Its weird at first, coming from a background of Access then SQLite then MySQL/PHPMyAdmin but you get used to it. I essentially treat it like a gigantic python dictionary object.
The sharding is too much of a ball-ache to set up so I've created an optimal way of distributing/mapping files across our cluster to make use of all machines.
Data integration is nice. Making sure there's no temptation to output each integrated line to the terminal, pymongo and its C extensions can integrate a ~500 byte record in ~0.0001 seconds.
Basically the main advantage is not having a schema whatsoever - you can just add random attributes to documents whenever the hell you want. But later you have to be careful with exception handling since documents might not have the attributes you expect.
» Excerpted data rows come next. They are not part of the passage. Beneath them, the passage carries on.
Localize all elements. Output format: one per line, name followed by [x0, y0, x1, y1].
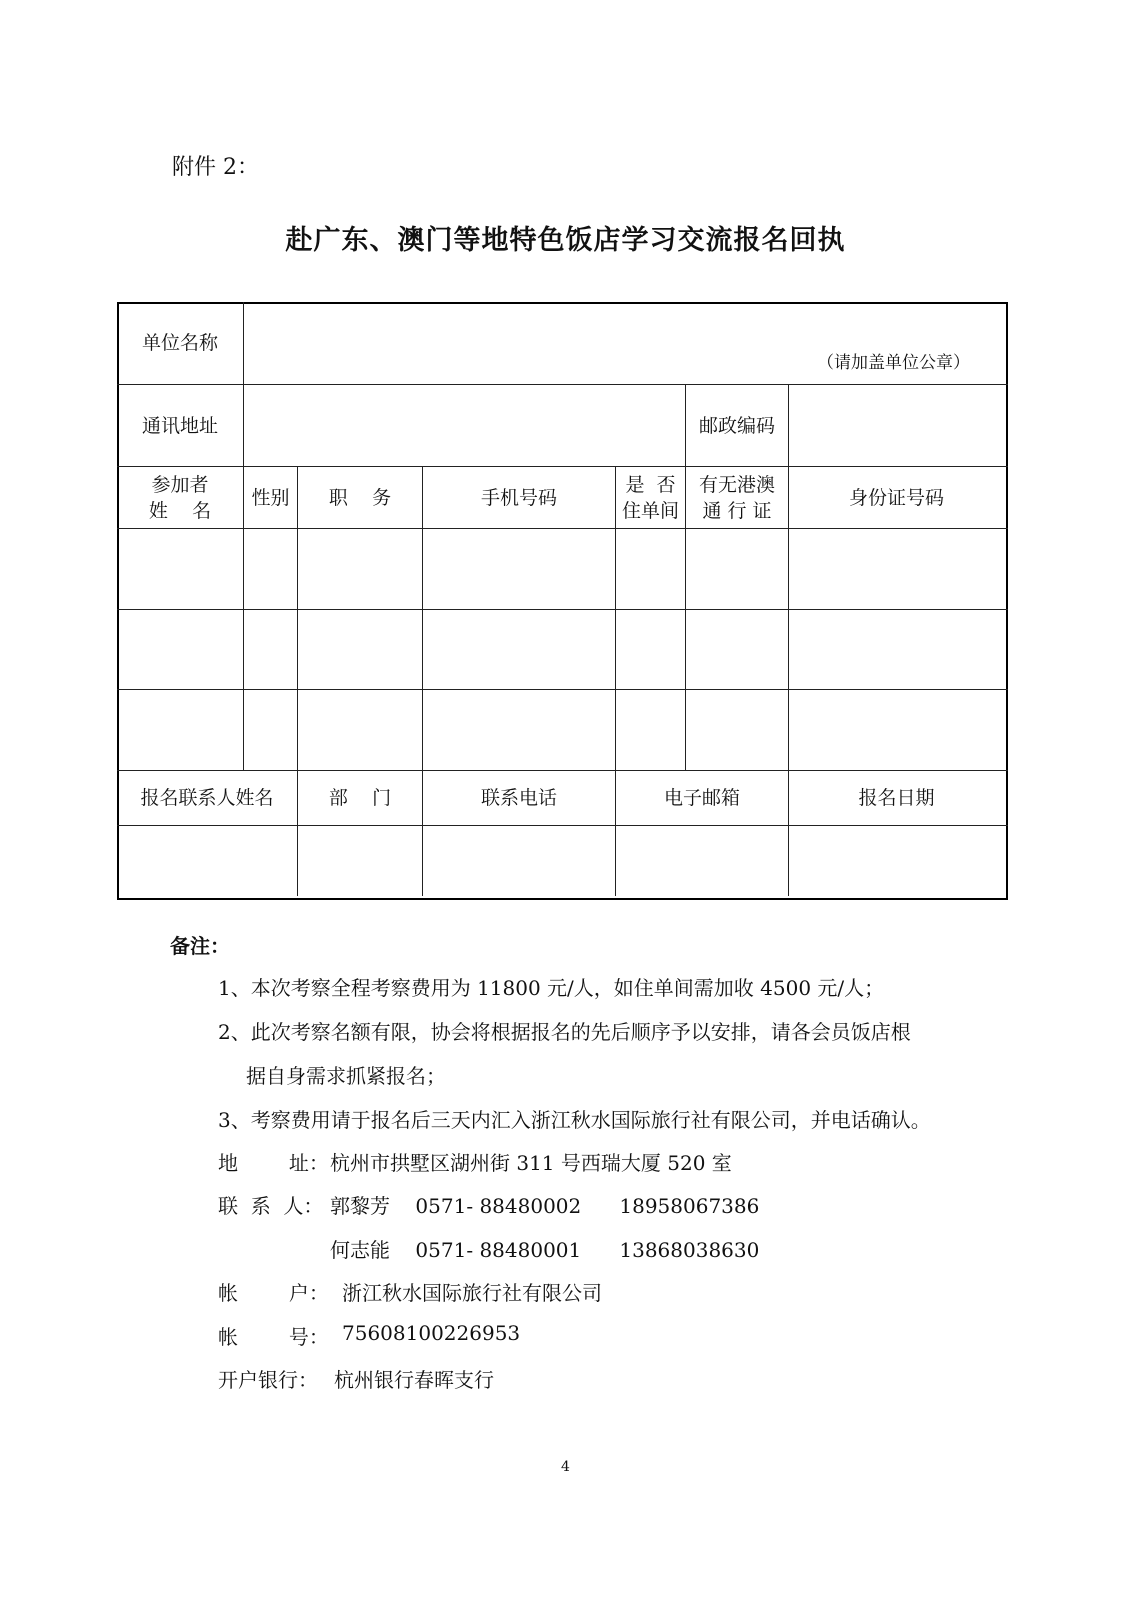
address-field[interactable]	[244, 385, 685, 466]
contact-person-2: 何志能 0571- 88480001 13868038630	[330, 1238, 760, 1262]
contact-person-1: 郭黎芳 0571- 88480002 18958067386	[330, 1194, 760, 1218]
address-value: 杭州市拱墅区湖州街 311 号西瑞大厦 520 室	[330, 1151, 732, 1175]
participant-position-input[interactable]	[298, 690, 422, 770]
page-number: 4	[561, 1459, 570, 1475]
remark-item-3: 3、考察费用请于报名后三天内汇入浙江秋水国际旅行社有限公司，并电话确认。	[218, 1108, 931, 1132]
registration-date-header: 报名日期	[858, 787, 935, 809]
participant-single-room-input[interactable]	[616, 529, 685, 609]
participant-id-input[interactable]	[789, 690, 1004, 770]
email-input[interactable]	[616, 826, 788, 896]
unit-name-label: 单位名称	[141, 332, 218, 354]
remark-item-2-line-1: 2、此次考察名额有限，协会将根据报名的先后顺序予以安排，请各会员饭店根	[218, 1020, 911, 1044]
participant-position-input[interactable]	[298, 529, 422, 609]
remark-item-1: 1、本次考察全程考察费用为 11800 元/人，如住单间需加收 4500 元/人；	[218, 976, 885, 1000]
department-header: 部 门	[328, 787, 392, 809]
registration-form-table	[117, 302, 1008, 900]
postcode-label: 邮政编码	[698, 414, 775, 437]
participant-mobile-input[interactable]	[423, 690, 615, 770]
account-name-value: 浙江秋水国际旅行社有限公司	[342, 1281, 602, 1305]
participant-permit-input[interactable]	[686, 690, 788, 770]
bank-value: 杭州银行春晖支行	[334, 1368, 494, 1392]
remark-item-2-line-2: 据自身需求抓紧报名；	[246, 1064, 446, 1088]
account-number-value: 75608100226953	[342, 1321, 521, 1345]
participant-id-input[interactable]	[789, 610, 1004, 689]
remarks-heading: 备注：	[170, 934, 230, 958]
account-name-label: 帐 户：	[218, 1281, 329, 1305]
participant-mobile-input[interactable]	[423, 610, 615, 689]
page-title: 赴广东、澳门等地特色饭店学习交流报名回执	[285, 225, 846, 256]
participant-name-input[interactable]	[117, 690, 243, 770]
mobile-header: 手机号码	[480, 486, 557, 509]
contact-name-input[interactable]	[117, 826, 297, 896]
single-room-header: 是 否 住单间	[621, 473, 679, 522]
contacts-label: 联 系 人：	[218, 1194, 324, 1218]
participant-gender-input[interactable]	[244, 529, 297, 609]
attachment-label: 附件 2：	[172, 155, 259, 180]
gender-header: 性别	[251, 486, 290, 509]
participant-single-room-input[interactable]	[616, 610, 685, 689]
address-label-text: 地 址：	[218, 1151, 329, 1175]
participant-gender-input[interactable]	[244, 610, 297, 689]
account-number-label: 帐 号：	[218, 1325, 329, 1349]
department-input[interactable]	[298, 826, 422, 896]
participant-position-input[interactable]	[298, 610, 422, 689]
participant-name-header: 参加者 姓 名	[148, 473, 212, 522]
position-header: 职 务	[328, 486, 392, 509]
participant-id-input[interactable]	[789, 529, 1004, 609]
participant-permit-input[interactable]	[686, 529, 788, 609]
permit-header: 有无港澳 通 行 证	[698, 473, 775, 522]
id-number-header: 身份证号码	[848, 486, 944, 509]
postcode-field[interactable]	[789, 385, 1004, 466]
participant-name-input[interactable]	[117, 529, 243, 609]
participant-single-room-input[interactable]	[616, 690, 685, 770]
bank-label: 开户银行：	[218, 1368, 318, 1392]
participant-mobile-input[interactable]	[423, 529, 615, 609]
registration-date-input[interactable]	[789, 826, 1004, 896]
participant-name-input[interactable]	[117, 610, 243, 689]
participant-gender-input[interactable]	[244, 690, 297, 770]
stamp-note: （请加盖单位公章）	[817, 353, 970, 373]
address-label: 通讯地址	[141, 414, 218, 437]
contact-phone-header: 联系电话	[480, 787, 557, 809]
contact-phone-input[interactable]	[423, 826, 615, 896]
participant-permit-input[interactable]	[686, 610, 788, 689]
contact-name-header: 报名联系人姓名	[140, 787, 274, 809]
email-header: 电子邮箱	[663, 787, 740, 809]
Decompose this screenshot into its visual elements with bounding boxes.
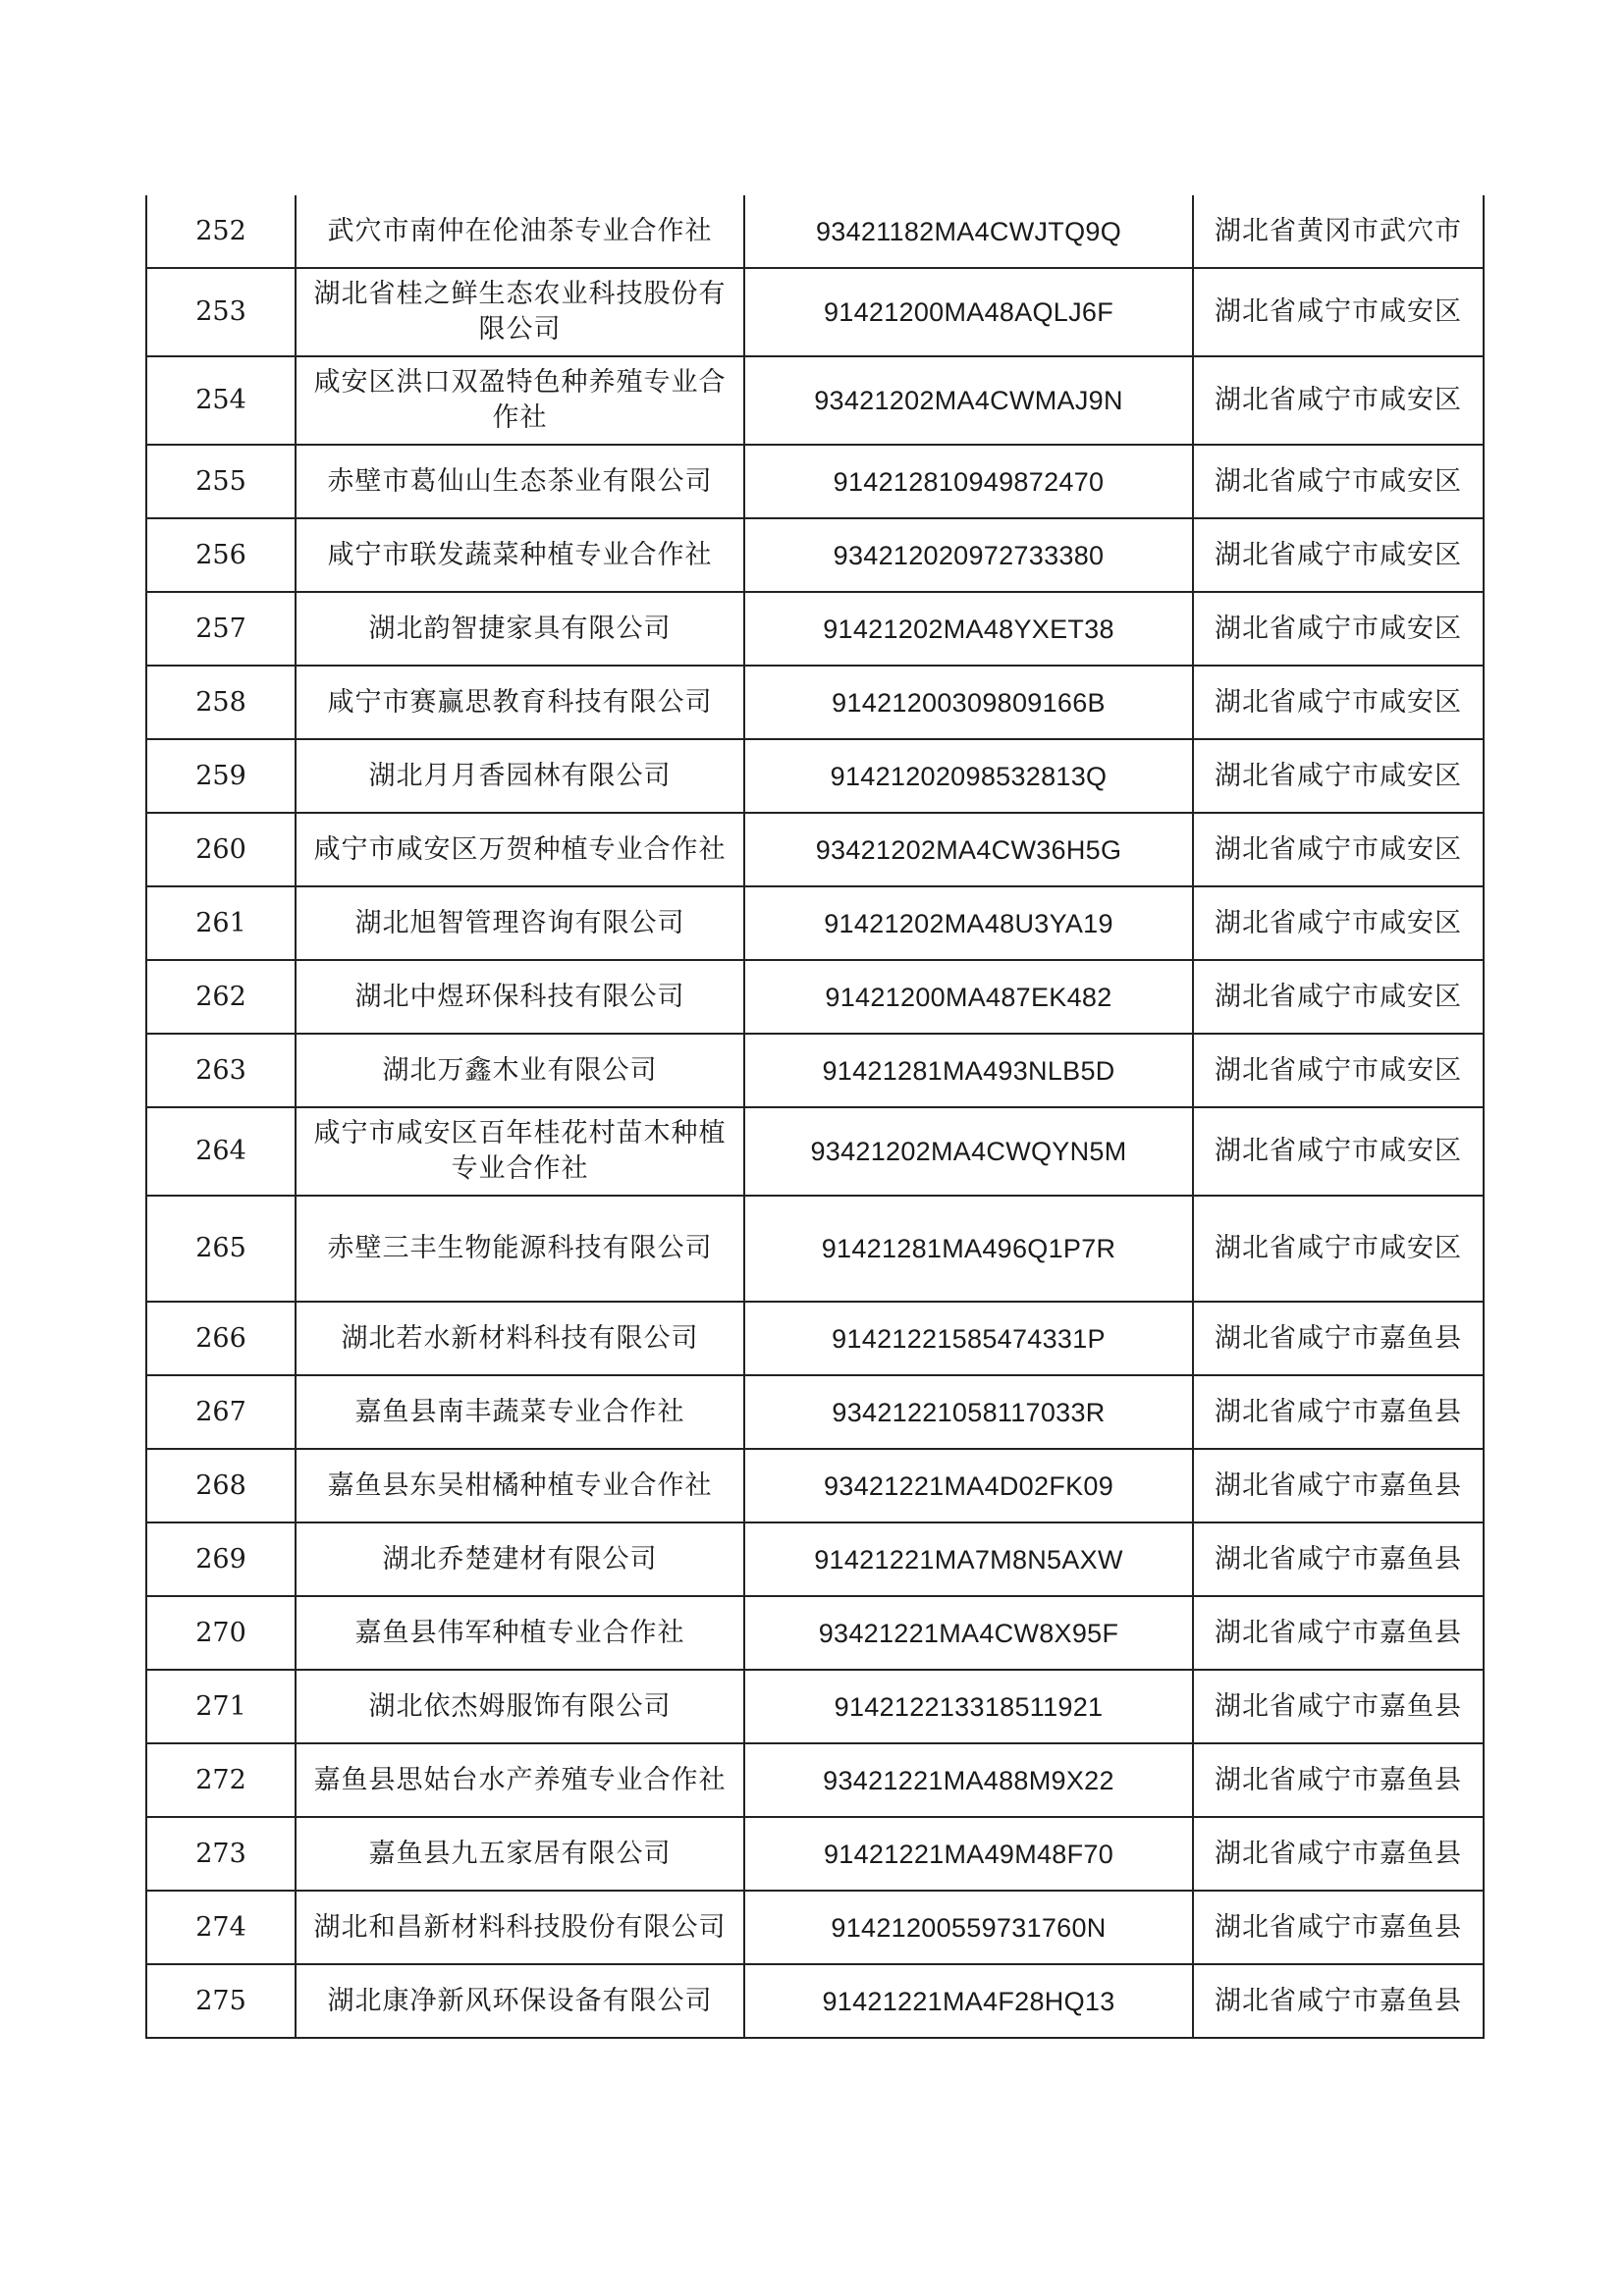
table-row <box>146 1964 1484 2038</box>
location: 湖北省咸宁市咸安区 <box>1193 666 1484 739</box>
table-row <box>146 1196 1484 1302</box>
location: 湖北省咸宁市嘉鱼县 <box>1193 1596 1484 1670</box>
credit-code: 91421200309809166B <box>744 666 1193 739</box>
row-number: 274 <box>146 1891 296 1964</box>
credit-code: 91421200559731760N <box>744 1891 1193 1964</box>
location: 湖北省咸宁市咸安区 <box>1193 1196 1484 1302</box>
credit-code: 91421200MA487EK482 <box>744 960 1193 1034</box>
company-name: 湖北月月香园林有限公司 <box>296 739 744 813</box>
credit-code: 93421221MA4CW8X95F <box>744 1596 1193 1670</box>
company-name: 嘉鱼县东吴柑橘种植专业合作社 <box>296 1449 744 1522</box>
table-row <box>146 666 1484 739</box>
row-number: 257 <box>146 592 296 666</box>
row-number: 269 <box>146 1522 296 1596</box>
row-number: 265 <box>146 1196 296 1302</box>
location: 湖北省黄冈市武穴市 <box>1193 195 1484 268</box>
credit-code: 91421200MA48AQLJ6F <box>744 268 1193 356</box>
credit-code: 914212810949872470 <box>744 445 1193 518</box>
credit-code: 93421221MA488M9X22 <box>744 1743 1193 1817</box>
row-number: 275 <box>146 1964 296 2038</box>
row-number: 253 <box>146 268 296 356</box>
table-row <box>146 592 1484 666</box>
location: 湖北省咸宁市嘉鱼县 <box>1193 1891 1484 1964</box>
table-row <box>146 739 1484 813</box>
row-number: 261 <box>146 886 296 960</box>
credit-code: 934212020972733380 <box>744 518 1193 592</box>
credit-code: 91421202MA48YXET38 <box>744 592 1193 666</box>
credit-code: 91421281MA496Q1P7R <box>744 1196 1193 1302</box>
company-name: 武穴市南仲在伦油茶专业合作社 <box>296 195 744 268</box>
company-name: 湖北韵智捷家具有限公司 <box>296 592 744 666</box>
credit-code: 914212213318511921 <box>744 1670 1193 1743</box>
location: 湖北省咸宁市咸安区 <box>1193 813 1484 886</box>
location: 湖北省咸宁市嘉鱼县 <box>1193 1964 1484 2038</box>
row-number: 266 <box>146 1302 296 1375</box>
table-row <box>146 268 1484 356</box>
credit-code: 93421221MA4D02FK09 <box>744 1449 1193 1522</box>
row-number: 254 <box>146 356 296 445</box>
table-row <box>146 1817 1484 1891</box>
company-name: 咸安区洪口双盈特色种养殖专业合作社 <box>296 356 744 445</box>
table-row <box>146 886 1484 960</box>
credit-code: 93421221058117033R <box>744 1375 1193 1449</box>
row-number: 258 <box>146 666 296 739</box>
company-name: 嘉鱼县伟军种植专业合作社 <box>296 1596 744 1670</box>
location: 湖北省咸宁市嘉鱼县 <box>1193 1522 1484 1596</box>
location: 湖北省咸宁市咸安区 <box>1193 1107 1484 1196</box>
location: 湖北省咸宁市嘉鱼县 <box>1193 1449 1484 1522</box>
credit-code: 91421221MA4F28HQ13 <box>744 1964 1193 2038</box>
credit-code: 91421221585474331P <box>744 1302 1193 1375</box>
location: 湖北省咸宁市咸安区 <box>1193 268 1484 356</box>
company-name: 湖北乔楚建材有限公司 <box>296 1522 744 1596</box>
company-name: 湖北旭智管理咨询有限公司 <box>296 886 744 960</box>
location: 湖北省咸宁市咸安区 <box>1193 1034 1484 1107</box>
company-name: 咸宁市赛赢思教育科技有限公司 <box>296 666 744 739</box>
company-name: 嘉鱼县九五家居有限公司 <box>296 1817 744 1891</box>
company-name: 湖北中煜环保科技有限公司 <box>296 960 744 1034</box>
credit-code: 91421221MA7M8N5AXW <box>744 1522 1193 1596</box>
row-number: 260 <box>146 813 296 886</box>
table-row <box>146 813 1484 886</box>
row-number: 262 <box>146 960 296 1034</box>
table-row <box>146 1891 1484 1964</box>
table-row <box>146 445 1484 518</box>
row-number: 267 <box>146 1375 296 1449</box>
row-number: 259 <box>146 739 296 813</box>
table-row <box>146 1522 1484 1596</box>
credit-code: 91421221MA49M48F70 <box>744 1817 1193 1891</box>
company-name: 湖北康净新风环保设备有限公司 <box>296 1964 744 2038</box>
location: 湖北省咸宁市咸安区 <box>1193 960 1484 1034</box>
table-row <box>146 1302 1484 1375</box>
location: 湖北省咸宁市咸安区 <box>1193 518 1484 592</box>
row-number: 256 <box>146 518 296 592</box>
company-name: 湖北省桂之鲜生态农业科技股份有限公司 <box>296 268 744 356</box>
table-row <box>146 195 1484 268</box>
credit-code: 93421202MA4CWMAJ9N <box>744 356 1193 445</box>
row-number: 263 <box>146 1034 296 1107</box>
credit-code: 91421281MA493NLB5D <box>744 1034 1193 1107</box>
table-row <box>146 1375 1484 1449</box>
table-row <box>146 1670 1484 1743</box>
row-number: 273 <box>146 1817 296 1891</box>
row-number: 252 <box>146 195 296 268</box>
table-row <box>146 356 1484 445</box>
company-name: 湖北依杰姆服饰有限公司 <box>296 1670 744 1743</box>
row-number: 268 <box>146 1449 296 1522</box>
company-name: 嘉鱼县思姑台水产养殖专业合作社 <box>296 1743 744 1817</box>
company-name: 咸宁市联发蔬菜种植专业合作社 <box>296 518 744 592</box>
company-name: 赤壁三丰生物能源科技有限公司 <box>296 1196 744 1302</box>
company-name: 赤壁市葛仙山生态茶业有限公司 <box>296 445 744 518</box>
company-name: 湖北若水新材料科技有限公司 <box>296 1302 744 1375</box>
location: 湖北省咸宁市咸安区 <box>1193 356 1484 445</box>
credit-code: 91421202MA48U3YA19 <box>744 886 1193 960</box>
location: 湖北省咸宁市嘉鱼县 <box>1193 1817 1484 1891</box>
location: 湖北省咸宁市咸安区 <box>1193 592 1484 666</box>
table-row <box>146 960 1484 1034</box>
table-row <box>146 1034 1484 1107</box>
location: 湖北省咸宁市咸安区 <box>1193 445 1484 518</box>
location: 湖北省咸宁市咸安区 <box>1193 886 1484 960</box>
row-number: 271 <box>146 1670 296 1743</box>
table-row <box>146 1743 1484 1817</box>
location: 湖北省咸宁市嘉鱼县 <box>1193 1375 1484 1449</box>
row-number: 264 <box>146 1107 296 1196</box>
location: 湖北省咸宁市咸安区 <box>1193 739 1484 813</box>
row-number: 255 <box>146 445 296 518</box>
credit-code: 91421202098532813Q <box>744 739 1193 813</box>
table-row <box>146 1449 1484 1522</box>
company-name: 咸宁市咸安区百年桂花村苗木种植专业合作社 <box>296 1107 744 1196</box>
credit-code: 93421202MA4CW36H5G <box>744 813 1193 886</box>
company-name: 湖北万鑫木业有限公司 <box>296 1034 744 1107</box>
credit-code: 93421202MA4CWQYN5M <box>744 1107 1193 1196</box>
table-row <box>146 518 1484 592</box>
location: 湖北省咸宁市嘉鱼县 <box>1193 1302 1484 1375</box>
location: 湖北省咸宁市嘉鱼县 <box>1193 1670 1484 1743</box>
row-number: 272 <box>146 1743 296 1817</box>
table-row <box>146 1107 1484 1196</box>
company-name: 湖北和昌新材料科技股份有限公司 <box>296 1891 744 1964</box>
location: 湖北省咸宁市嘉鱼县 <box>1193 1743 1484 1817</box>
row-number: 270 <box>146 1596 296 1670</box>
enterprise-registry-table <box>145 195 1485 2039</box>
company-name: 嘉鱼县南丰蔬菜专业合作社 <box>296 1375 744 1449</box>
credit-code: 93421182MA4CWJTQ9Q <box>744 195 1193 268</box>
company-name: 咸宁市咸安区万贺种植专业合作社 <box>296 813 744 886</box>
table-row <box>146 1596 1484 1670</box>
So right off the bat, you've lost the querying power that SQL offers. When dealing with data that's intended to be analyzed, that sounds like a pretty big loss.
Clearly its built-in sharding support, which is often touted as one of its biggest benefits, wasn't suitable for you. So you had to invest some time and effort coming up with an alternate system. That sounds like a loss to me.
When it comes to the schema issue, it sounds like you haven't actually reduced the effort or work in any way, but merely pushed it somewhere else. Like you admit, you still do have to deal with the schema, it's just handled within the application logic, rather than the database. That sounds worse to me, especially if there is more than one application using the database.
I'm just not seeing the benefit.
Can you point me to any reasonably-priced database systems that allow me to execute SQL queries against a cluster of shared-nothing machines running commodity hardware? I'm not interested in paying $20-100K/TB/year for Vertica and friends.
SQL can be great if you have vast amounts of money or if your data can fit onto a single machine. When neither of those things are true though, nosql DBs become important.
If it has to have built-in sharding then I can't think of anything off-hand.
Auto sharding, shared nothing, SQL support, it does a pretty good job of things.